All planets in our solar system with global magnetic fields have radiation belts, doughnut-shaped regions confined by magnetic fields where particles are trapped and accelerated, glowing in radio light. All of this suggests that there should also be radiation belts wherever there is a stable global magnetic field.
However, detecting the faint glow of an extrasolar radiation belt is difficult, because this faint glow of a radiation belt is difficult to resolve. But difficult does not mean impossible: for the first time, astronomers have photographed a radiation belt wrapped around an extrasolar object.
This object is a very low-mass red dwarf star named LSR J1835+3259 that is slightly larger in diameter than Jupiter, has about 77 times the mass of Jupiter, and is about 20 light-years away.
“We actually imagine our target’s magnetosphere by observing the radio-emitting plasma – its radiation belt – in the magnetosphere,” says astronomer Melodie Kao from the University of California, Santa Cruz. “This has never been done before for anything the size of a gas giant planet outside of our solar system.”
The Earth has its Van Allen belts, filled with particles from the solar wind. Uranus, Neptune, Mercuryand Saturn all have radiation belts.
JupiterThe enormous radiation belts of are mainly powered by volcanic moon Io as it spits out large drops of volcanic material. Even Ganymede, Jupiter’s moon – the only moon in the solar system with its own magnetic field – has some sort of radiation belt.
And although the radiation belts and the magnetic fields that confine them have not been detected in extrasolar objects, we have seen hints of their presence.
Low-mass stars and brown dwarfs showed activity similar to solar system auroras. Auroras – seen on several planets – are generated when accelerated charged particles are funneled along magnetic field lines to fall into a planet’s atmosphere and interact with particles there.

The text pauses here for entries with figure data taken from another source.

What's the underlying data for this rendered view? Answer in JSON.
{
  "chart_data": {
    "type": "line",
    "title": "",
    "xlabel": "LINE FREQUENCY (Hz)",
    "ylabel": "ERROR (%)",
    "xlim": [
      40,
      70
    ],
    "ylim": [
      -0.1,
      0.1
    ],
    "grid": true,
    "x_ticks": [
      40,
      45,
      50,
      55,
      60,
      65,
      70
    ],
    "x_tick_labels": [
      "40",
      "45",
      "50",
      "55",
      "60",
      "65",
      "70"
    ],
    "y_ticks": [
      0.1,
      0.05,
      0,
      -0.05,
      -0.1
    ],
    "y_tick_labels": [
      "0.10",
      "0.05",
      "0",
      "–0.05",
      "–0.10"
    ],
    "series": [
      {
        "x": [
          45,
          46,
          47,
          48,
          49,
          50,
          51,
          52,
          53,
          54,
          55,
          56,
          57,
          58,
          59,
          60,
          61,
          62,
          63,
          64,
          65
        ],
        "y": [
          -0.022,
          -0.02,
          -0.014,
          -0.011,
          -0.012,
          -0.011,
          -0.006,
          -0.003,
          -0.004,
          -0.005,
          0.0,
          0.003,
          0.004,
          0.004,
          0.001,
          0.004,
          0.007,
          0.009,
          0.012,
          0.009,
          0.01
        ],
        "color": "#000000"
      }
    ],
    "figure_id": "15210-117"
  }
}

Having shown signs of this auroral activity (thus suggesting the presence of a global magnetic field), LSR J1835+3259 was the ideal place to observe the radiation belts up close.
Using a network of 39 radio telescopes around the world to efficiently create an Earth-sized radio telescope, Kao and his colleagues took observations of the star, looking closely at the space around it, where a belt of radiation, viewed from the side, would appear as two radio-emitting lobes.
Sure enough, the images revealed a double-lobed structure around the star, emitting faint radio waves, similar to the lobes in Jupiter’s radiation belt. However, because the star is much farther away than Jupiter, its radio lobes are inherently much, much brighter, about 10 million times brighter than Jupiter’s.
And the observed radiation is of a type that has been seen before in low-mass stars and brown dwarfs, but was attributed to flares in the stellar corona.
These findings not only confirm that objects such as stars can have radiation belts, but they also mean that we may have seen radiation belts before in other such objects and didn’t know what that we were looking at.
“Now that we’ve established that this particular type of steady-state low-level radio emission traces radiation belts in the large-scale magnetic fields of these objects, when we see this type of brown dwarf emission – and possibly of gas giant exoplanets – we can say with more confidence that they probably have a large magnetic field, even if our telescope is not big enough to see their shape”, Kao says.
It’s a finding that astronomers hope will help search for potentially habitable worlds in the future as techniques and instruments are refined. This is because the earth’s magnetic field is considered essential for the flourishing of life. It deflects harmful solar radiation from reaching the surface, protecting the atmosphere and vulnerable organisms that inhabit the surface.
Tools that allow us to find magnetic fields around other worlds will help us find similarly shielded planets.
It’s still a bit far, but this discovery puts us on the right track.
“This is an essential first step in finding many more such objects and honing our skills in searching for smaller and smaller magnetospheres,” he added. says astronomer Evgenya Shkolnik from Arizona State University, “ultimately allowing us to study those of potentially habitable Earth-sized planets”.
The research has been published in Nature.